Admins have complete visibility and control over the account. Admins can modify user roles and set each user's maximum workspace size. Admins can also create, edit, and manage teams.
Editors can access all core features in Visual Notebooks but have limited control over the management of members and teams. They can view the current teams but cannot modify membership in them or create new teams.
Viewers can log into Visual Notebooks to access stories—Visual Notebooks's built-in visual dashboards—in a read-only mode. Viewers cannot access the Visual Notebooks canvas or build visual notebooks of their own.
Visual Notebooks teams
Account administrators can create "user-groups" or "teams" within their account, used to control data access. From the Teams page, account administrators can create multiple teams and add members of an account to different teams based on their role or department. Users can have membership in multiple teams, maintaining access to data shared with each team.

Figure 1: Visual Notebooks Teams page
Sharing in Visual Notebooks
Users can share assets, which include datasets, stories, and connectors, directly with other teams. Additionally, visual notebooks and ML Pipelines can be shared between individual users via export and import features.
Sharing datasets
Visual Notebooks datasets can be shared with colleagues assigned to a team. Follow the steps below to share a dataset.
- Navigate to the "Datasets" page and click the arrow icon under "Actions"
- Navigate to the "Datasets" page and click the arrow icon under "Actions" beside the dataset you want to share.
- Search for the team(s) to share with and click "Save."
After sharing a dataset with a team, account members within the team can use the data within their visual notebooks for further analysis.
Often, a user within the team may be responsible for loading and preparing data and features for a data science project, while another team member uses the data for further analysis and machine learning. Dataset sharing amongst team members facilitates this typical collaborative workflow.

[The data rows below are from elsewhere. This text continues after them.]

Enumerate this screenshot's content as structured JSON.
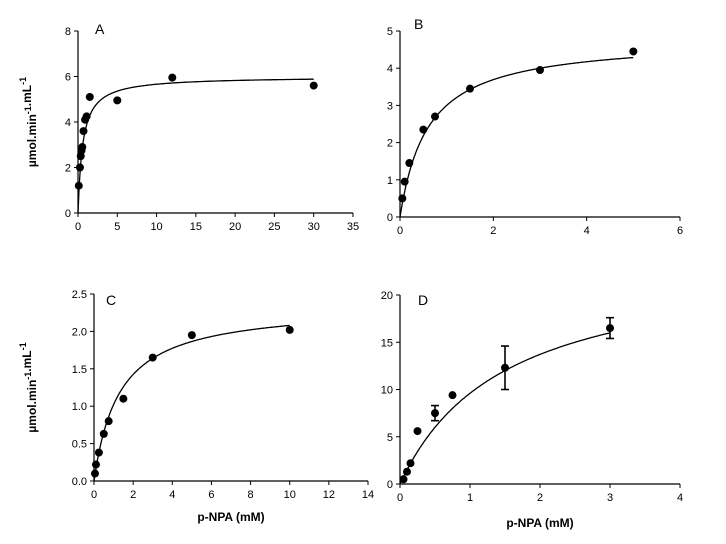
{
  "chart_data": [
    {
      "panel": "A",
      "type": "scatter",
      "ylabel": "µmol.min-1.mL-1",
      "xlabel": "",
      "xlim": [
        0,
        35
      ],
      "xticks": [
        0,
        5,
        10,
        15,
        20,
        25,
        30,
        35
      ],
      "ylim": [
        0,
        8
      ],
      "yticks": [
        0,
        2,
        4,
        6,
        8
      ],
      "points": [
        {
          "x": 0.1,
          "y": 1.2
        },
        {
          "x": 0.25,
          "y": 2.0
        },
        {
          "x": 0.35,
          "y": 2.5
        },
        {
          "x": 0.45,
          "y": 2.75
        },
        {
          "x": 0.55,
          "y": 2.9
        },
        {
          "x": 0.7,
          "y": 3.6
        },
        {
          "x": 0.9,
          "y": 4.1
        },
        {
          "x": 1.1,
          "y": 4.25
        },
        {
          "x": 1.5,
          "y": 5.1
        },
        {
          "x": 5.0,
          "y": 4.95
        },
        {
          "x": 12.0,
          "y": 5.95
        },
        {
          "x": 30.0,
          "y": 5.6
        }
      ],
      "fit": {
        "model": "michaelis-menten",
        "vmax": 6.0,
        "km": 0.6
      }
    },
    {
      "panel": "B",
      "type": "scatter",
      "ylabel": "",
      "xlabel": "",
      "xlim": [
        0,
        6
      ],
      "xticks": [
        0,
        2,
        4,
        6
      ],
      "ylim": [
        0,
        5
      ],
      "yticks": [
        0,
        1,
        2,
        3,
        4,
        5
      ],
      "points": [
        {
          "x": 0.05,
          "y": 0.5
        },
        {
          "x": 0.1,
          "y": 0.95
        },
        {
          "x": 0.2,
          "y": 1.45
        },
        {
          "x": 0.5,
          "y": 2.35
        },
        {
          "x": 0.75,
          "y": 2.7
        },
        {
          "x": 1.5,
          "y": 3.45
        },
        {
          "x": 3.0,
          "y": 3.95
        },
        {
          "x": 5.0,
          "y": 4.45
        }
      ],
      "fit": {
        "model": "michaelis-menten",
        "vmax": 4.8,
        "km": 0.6
      }
    },
    {
      "panel": "C",
      "type": "scatter",
      "ylabel": "µmol.min-1.mL-1",
      "xlabel": "p-NPA (mM)",
      "xlim": [
        0,
        14
      ],
      "xticks": [
        0,
        2,
        4,
        6,
        8,
        10,
        12,
        14
      ],
      "ylim": [
        0,
        2.5
      ],
      "yticks": [
        0.0,
        0.5,
        1.0,
        1.5,
        2.0,
        2.5
      ],
      "points": [
        {
          "x": 0.05,
          "y": 0.1
        },
        {
          "x": 0.1,
          "y": 0.22
        },
        {
          "x": 0.25,
          "y": 0.38
        },
        {
          "x": 0.5,
          "y": 0.63
        },
        {
          "x": 0.75,
          "y": 0.8
        },
        {
          "x": 1.5,
          "y": 1.1
        },
        {
          "x": 3.0,
          "y": 1.65
        },
        {
          "x": 5.0,
          "y": 1.95
        },
        {
          "x": 10.0,
          "y": 2.02
        }
      ],
      "fit": {
        "model": "michaelis-menten",
        "vmax": 2.35,
        "km": 1.3
      }
    },
    {
      "panel": "D",
      "type": "scatter",
      "ylabel": "",
      "xlabel": "p-NPA (mM)",
      "xlim": [
        0,
        4
      ],
      "xticks": [
        0,
        1,
        2,
        3,
        4
      ],
      "ylim": [
        0,
        20
      ],
      "yticks": [
        0,
        5,
        10,
        15,
        20
      ],
      "points": [
        {
          "x": 0.05,
          "y": 0.5
        },
        {
          "x": 0.1,
          "y": 1.3
        },
        {
          "x": 0.15,
          "y": 2.2
        },
        {
          "x": 0.25,
          "y": 5.6
        },
        {
          "x": 0.5,
          "y": 7.5,
          "err": 0.8
        },
        {
          "x": 0.75,
          "y": 9.4
        },
        {
          "x": 1.5,
          "y": 12.3,
          "err": 2.3
        },
        {
          "x": 3.0,
          "y": 16.5,
          "err": 1.1
        }
      ],
      "fit": {
        "model": "michaelis-menten",
        "vmax": 24.0,
        "km": 1.5
      }
    }
  ]
}
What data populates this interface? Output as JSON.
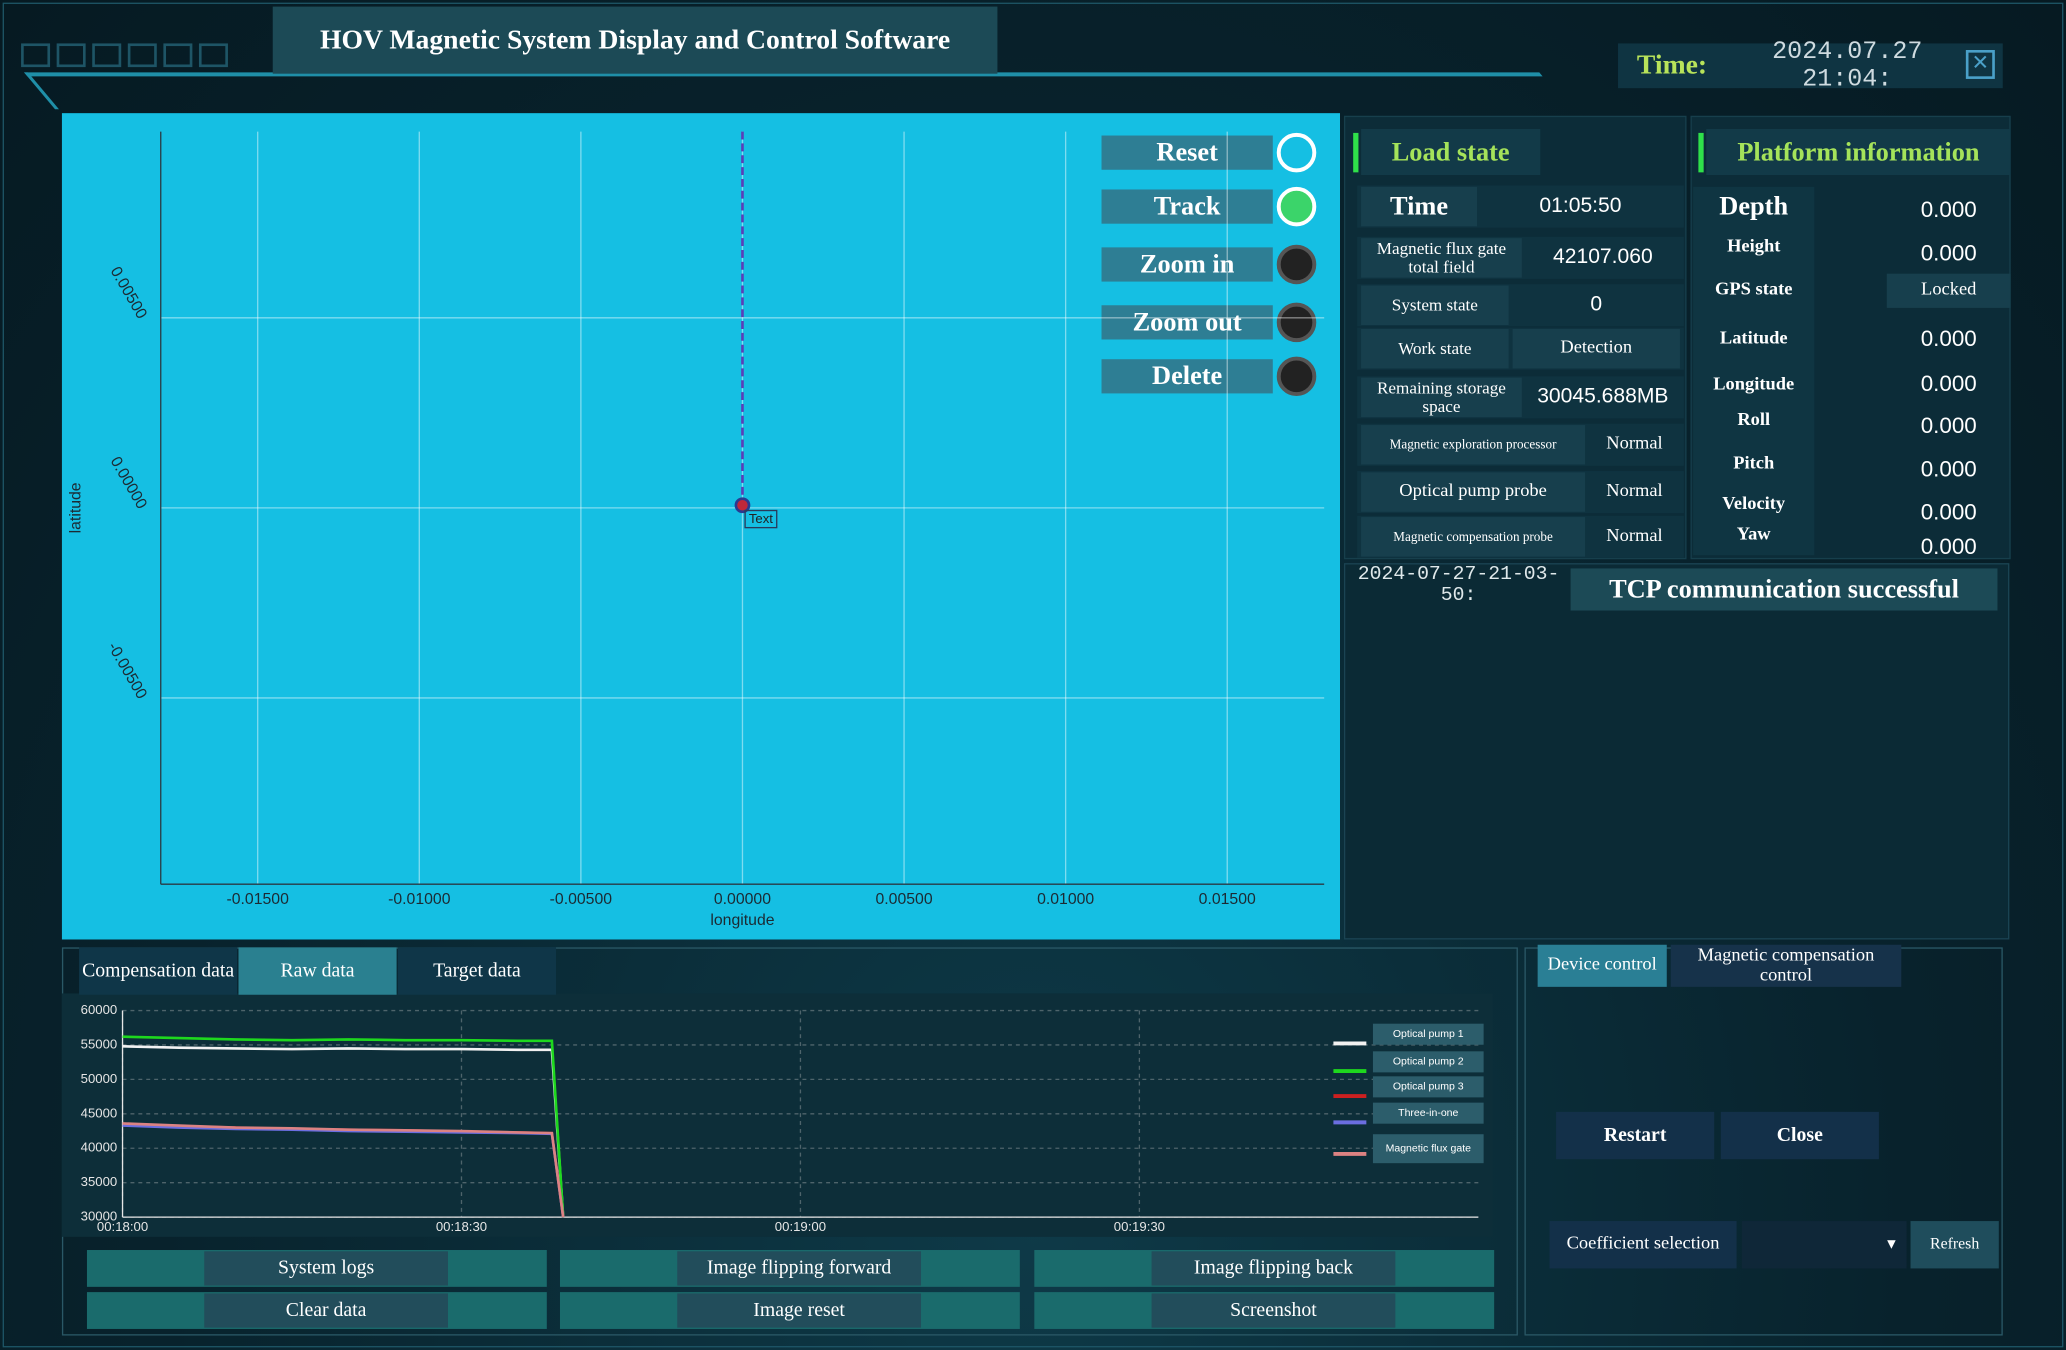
{
  "header": {
    "title": "HOV Magnetic System Display and Control Software",
    "time_label": "Time:",
    "time_value": "2024.07.27 21:04:"
  },
  "map_controls": [
    "Reset",
    "Track",
    "Zoom in",
    "Zoom out",
    "Delete"
  ],
  "load_state": {
    "title": "Load state",
    "rows": [
      [
        "Time",
        "01:05:50"
      ],
      [
        "Magnetic flux gate total field",
        "42107.060"
      ],
      [
        "System state",
        "0"
      ],
      [
        "Work state",
        "Detection"
      ],
      [
        "Remaining storage space",
        "30045.688MB"
      ],
      [
        "Magnetic exploration processor",
        "Normal"
      ],
      [
        "Optical pump probe",
        "Normal"
      ],
      [
        "Magnetic compensation probe",
        "Normal"
      ]
    ]
  },
  "platform_information": {
    "title": "Platform information",
    "rows": [
      [
        "Depth",
        "0.000"
      ],
      [
        "Height",
        "0.000"
      ],
      [
        "GPS state",
        "Locked"
      ],
      [
        "Latitude",
        "0.000"
      ],
      [
        "Longitude",
        "0.000"
      ],
      [
        "Roll",
        "0.000"
      ],
      [
        "Pitch",
        "0.000"
      ],
      [
        "Velocity",
        "0.000"
      ],
      [
        "Yaw",
        "0.000"
      ]
    ]
  },
  "log": {
    "timestamp": "2024-07-27-21-03-50:",
    "message": "TCP communication successful"
  },
  "data_tabs": [
    "Compensation data",
    "Raw data",
    "Target data"
  ],
  "bottom_buttons": [
    [
      "System logs",
      "Image flipping forward",
      "Image flipping back"
    ],
    [
      "Clear data",
      "Image reset",
      "Screenshot"
    ]
  ],
  "control_tabs": [
    "Device control",
    "Magnetic compensation control"
  ],
  "device_buttons": [
    "Restart",
    "Close"
  ],
  "coefficient_label": "Coefficient selection",
  "refresh": "Refresh",
  "chart_data": [
    {
      "type": "line",
      "x_label": "longitude",
      "y_label": "latitude",
      "x": [
        0,
        0
      ],
      "values": [
        0.0099,
        0
      ],
      "color": "#5b3fb8",
      "annotation": "Text",
      "xlim": [
        -0.018,
        0.018
      ],
      "ylim": [
        -0.0099,
        0.0099
      ],
      "grid": true,
      "xticks": [
        {
          "value": -0.015,
          "label": "-0.01500"
        },
        {
          "value": -0.01,
          "label": "-0.01000"
        },
        {
          "value": -0.005,
          "label": "-0.00500"
        },
        {
          "value": 0,
          "label": "0.00000"
        },
        {
          "value": 0.005,
          "label": "0.00500"
        },
        {
          "value": 0.01,
          "label": "0.01000"
        },
        {
          "value": 0.015,
          "label": "0.01500"
        }
      ],
      "yticks": [
        {
          "value": -0.005,
          "label": "-0.00500"
        },
        {
          "value": 0,
          "label": "0.00000"
        },
        {
          "value": 0.005,
          "label": "0.00500"
        }
      ]
    },
    {
      "type": "line",
      "x": [
        "00:18:00",
        "00:18:05",
        "00:18:10",
        "00:18:15",
        "00:18:20",
        "00:18:25",
        "00:18:30",
        "00:18:35",
        "00:18:38",
        "00:18:39"
      ],
      "xlim": [
        "00:18:00",
        "00:20:00"
      ],
      "xticks": [
        "00:18:00",
        "00:18:30",
        "00:19:00",
        "00:19:30"
      ],
      "ylim": [
        30000,
        60000
      ],
      "yticks": [
        30000,
        35000,
        40000,
        45000,
        50000,
        55000,
        60000
      ],
      "grid": true,
      "series": [
        {
          "name": "Optical pump 1",
          "color": "#f2f2f2",
          "values": [
            54800,
            54600,
            54500,
            54400,
            54500,
            54400,
            54400,
            54300,
            54300,
            30000
          ]
        },
        {
          "name": "Optical pump 2",
          "color": "#1ed81e",
          "values": [
            56200,
            56000,
            55800,
            55700,
            55800,
            55700,
            55700,
            55600,
            55600,
            30000
          ]
        },
        {
          "name": "Optical pump 3",
          "color": "#cc2020",
          "values": [
            43500,
            43200,
            43000,
            42800,
            42700,
            42600,
            42400,
            42300,
            42200,
            30000
          ]
        },
        {
          "name": "Three-in-one",
          "color": "#6b6ee0",
          "values": [
            43300,
            43000,
            42800,
            42700,
            42500,
            42400,
            42300,
            42200,
            42100,
            30000
          ]
        },
        {
          "name": "Magnetic flux gate",
          "color": "#dc8282",
          "values": [
            43600,
            43300,
            43000,
            42900,
            42700,
            42600,
            42500,
            42300,
            42200,
            30000
          ]
        }
      ]
    }
  ]
}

Figure 2: Sharing Visual Notebooks Datasets
Sharing stories
Stories may be shared with team members in an analogous manner to C3 AI Ex Machina datasets. Navigate to the "Stories" page and find the story you'd like to share. Select "Share" followed by the team of users to share with. This is shown in Figure 3.

Figure 3: Sharing Visual Notebooks Stories
Sharing connectors
Visual Notebooks supports sharing connectors to external data resources such as Big Query, Snowflake, and Databricks. The steps are like those for datasets and can be seen in Figure 4.
It is often not desirable to share credentials to underlying data resources with multiple users. Instead, an account administrator can create a new "connector" and enter credentials once. The account administrator may then share the connector with all users, or a subset of users defined within an Visual Notebooks team.
Recipient members can leverage the shared connector without ever requiring access to the underlying credentials. The team admin can rescind or change access to credentials at any time.

Figure 4: Sharing External Data Resource Connectors
Sharing visual notebooks and ML pipelines
Visual notebooks and ML pipelines can be shared by performing the following steps:
- Navigate to the "Visual Notebooks" or "ML Pipelines" page.
- Click the three dots beside the visual notebook or ML Pipeline to be shared, and then "Export" to save as a local JSON file. This is shown in Figure 5.
- Send the file to desired recipients using any third-party file transfer service.
- In the recipient account, navigate to the "Visual Notebooks" or "ML Pipelines" page.
- Select "Import" in the top right corner.
- Click browse to locate and upload the JSON file, as shown in Figure 6.
- Enter a name for the visual notebook or pipeline and click "Save."
Any visual notebooks or pipelines shared in this way are copies of one another, so changes made by the sender or recipients are local.